Secondo iPRI, finora non c’è stata alcuna evidenza di aumento o diminuzione del rischio di mortalità, né di altri effetti sulla salute delle persone che lavorano in centrali a carbone o dei residenti nelle vicinanze, associabili direttamente con le emissioni inquinanti degli impianti.
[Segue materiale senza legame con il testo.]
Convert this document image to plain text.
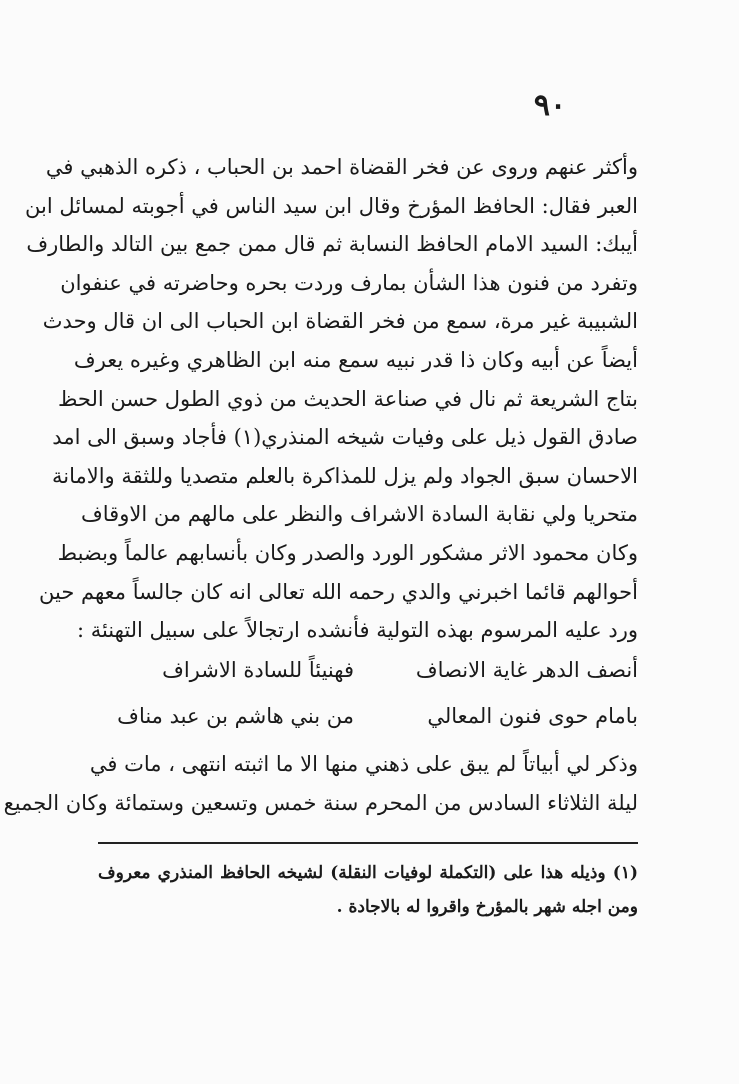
٩٠
وأكثر عنهم وروى عن فخر القضاة احمد بن الحباب ، ذكره الذهبي في
العبر فقال: الحافظ المؤرخ وقال ابن سيد الناس في أجوبته لمسائل ابن
أيبك: السيد الامام الحافظ النسابة ثم قال ممن جمع بين التالد والطارف
وتفرد من فنون هذا الشأن بمارف وردت بحره وحاضرته في عنفوان
الشبيبة غير مرة، سمع من فخر القضاة ابن الحباب الى ان قال وحدث
أيضاً عن أبيه وكان ذا قدر نبيه سمع منه ابن الظاهري وغيره يعرف
بتاج الشريعة ثم نال في صناعة الحديث من ذوي الطول حسن الحظ
صادق القول ذيل على وفيات شيخه المنذري(١) فأجاد وسبق الى امد
الاحسان سبق الجواد ولم يزل للمذاكرة بالعلم متصديا وللثقة والامانة
متحريا ولي نقابة السادة الاشراف والنظر على مالهم من الاوقاف
وكان محمود الاثر مشكور الورد والصدر وكان بأنسابهم عالماً وبضبط
أحوالهم قائما اخبرني والدي رحمه الله تعالى انه كان جالساً معهم حين
ورد عليه المرسوم بهذه التولية فأنشده ارتجالاً على سبيل التهنئة :
أنصف الدهر غاية الانصاف
فهنيئاً للسادة الاشراف
بامام حوى فنون المعالي
من بني هاشم بن عبد مناف
وذكر لي أبياتاً لم يبق على ذهني منها الا ما اثبته انتهى ، مات في
ليلة الثلاثاء السادس من المحرم سنة خمس وتسعين وستمائة وكان الجميع
(١) وذيله هذا على (التكملة لوفيات النقلة) لشيخه الحافظ المنذري معروف
ومن اجله شهر بالمؤرخ واقروا له بالاجادة .
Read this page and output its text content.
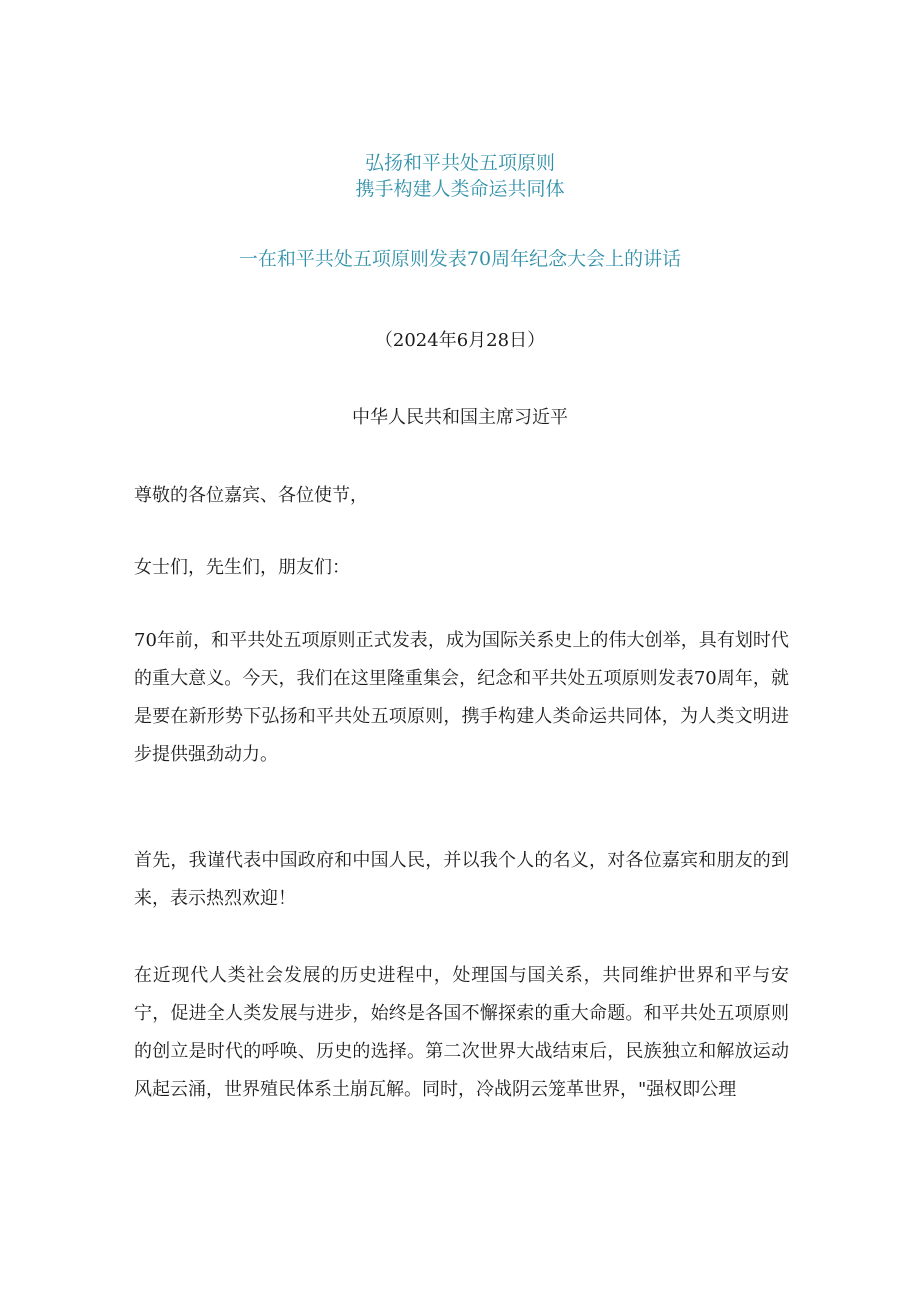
弘扬和平共处五项原则
携手构建人类命运共同体
一在和平共处五项原则发表70周年纪念大会上的讲话
（2024年6月28日）
中华人民共和国主席习近平

尊敬的各位嘉宾、各位使节，

女士们，先生们，朋友们：

70年前，和平共处五项原则正式发表，成为国际关系史上的伟大创举，具有划时代的重大意义。今天，我们在这里隆重集会，纪念和平共处五项原则发表70周年，就是要在新形势下弘扬和平共处五项原则，携手构建人类命运共同体，为人类文明进步提供强劲动力。

首先，我谨代表中国政府和中国人民，并以我个人的名义，对各位嘉宾和朋友的到来，表示热烈欢迎！

在近现代人类社会发展的历史进程中，处理国与国关系，共同维护世界和平与安宁，促进全人类发展与进步，始终是各国不懈探索的重大命题。和平共处五项原则的创立是时代的呼唤、历史的选择。第二次世界大战结束后，民族独立和解放运动风起云涌，世界殖民体系土崩瓦解。同时，冷战阴云笼革世界，"强权即公理
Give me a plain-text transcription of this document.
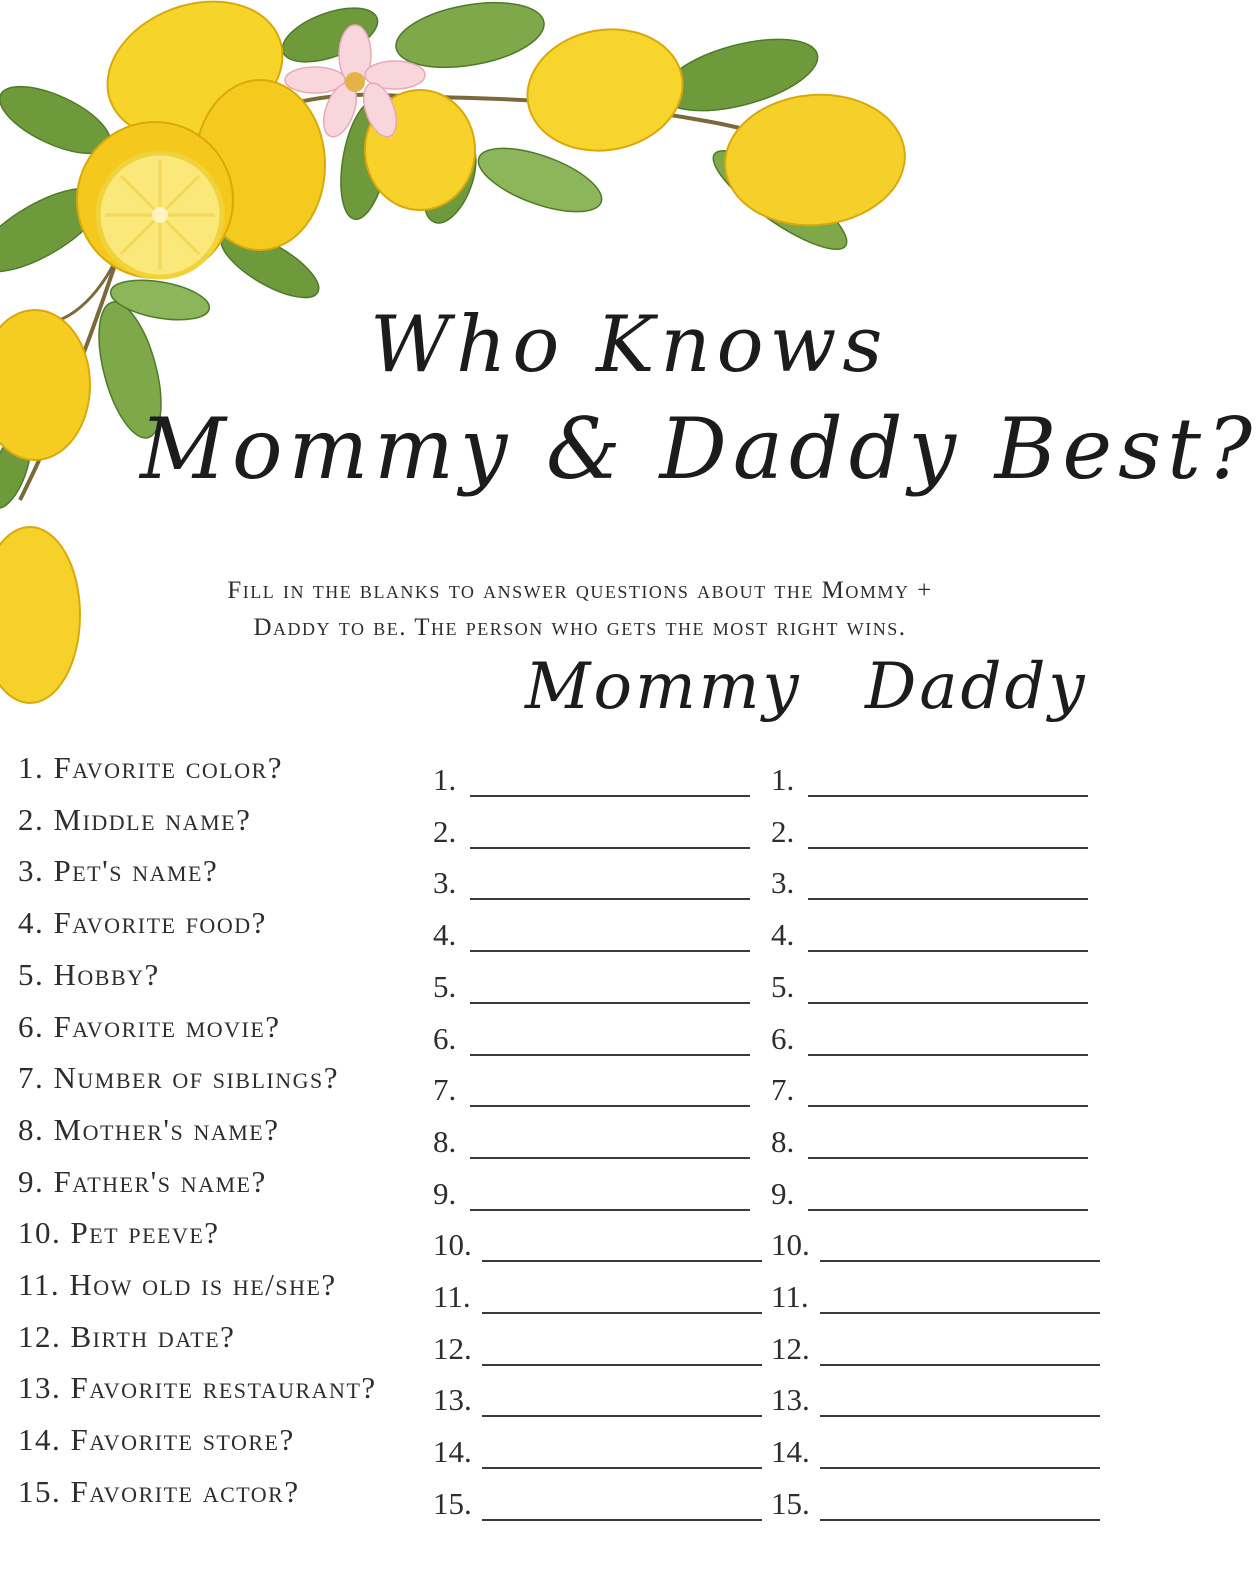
Who Knows
Mommy & Daddy Best?
Fill in the blanks to answer questions about the Mommy +
Daddy to be. The person who gets the most right wins.
Mommy Daddy
1. Favorite color?	1.	1.
2. Middle name?	2.	2.
3. Pet's name?	3.	3.
4. Favorite food?	4.	4.
5. Hobby?	5.	5.
6. Favorite movie?	6.	6.
7. Number of siblings?	7.	7.
8. Mother's name?	8.	8.
9. Father's name?	9.	9.
10. Pet peeve?	10.	10.
11. How old is he/she?	11.	11.
12. Birth date?	12.	12.
13. Favorite restaurant? 13.	13.
14. Favorite store?	14.	14.
15. Favorite actor?	15.	15.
In particolare, nel periodo dal 2000 al 2010, le emissioni europee di polveri sottili PM2,5 sono diminuite complessivamente del 15%, mentre nel settore termoelettrico la riduzione è stata del 41,5%. Anche in Italia, nel 2010 la sorgente maggiore di PM2,5 risulta essere, in realtà, l’uso domestico di energia (gli impianti di riscaldamento), e il suo utilizzo per le attività di commercio e servizi e della Pubblica Amministrazione (50%), seguita dai trasporti (29%), dalle industrie e dalla gestione dei rifiuti (5%), mentre appena il 2,6% del totale deriva dalla produzione e distribuzione di energia.
Anche Nomisma Energia ha pubblicato nel 2008 uno studio su “Centrali a Carbone e Agricoltura” da cui emerge che una centrale a carbone non impatta sul livello di concentrazione di inquinamenti sul suolo immediatamente circostante.
Sul fronte della movimentazione, trasporto ed uso, il carbone garantisce una elevata sicurezza dal momento che non è né infiammabile, né esplosivo, né inquinante per il suolo o per l’acqua.
La International Maritime Organization (I.M.O.) ha sancito fin dal 1997 l’esclusione del carbone fossile, a differenza del petrolio e del gas naturale, dalle sostanze rischiose e nocive trasportate via mare. Se una nave carica di carbone si dovesse rovesciare, il carbone si depositerebbe sul fondo del mare senza causare danni.
Per quanto riguarda poi lo stoccaggio del carbone e la sua manipolazione a terra, esistono tecniche e mezzi adeguati di copertura e protezione, sia dei nastri trasportatori sia dei parchi, che sono adottate nel nostro Paese, l’unico in Europa a essersi dotato di parchi e carbonili coperti e che gestisce le centrali a carbone secondo i più elevati standard ambientali, di sicurezza, affidabilità ed efficienza.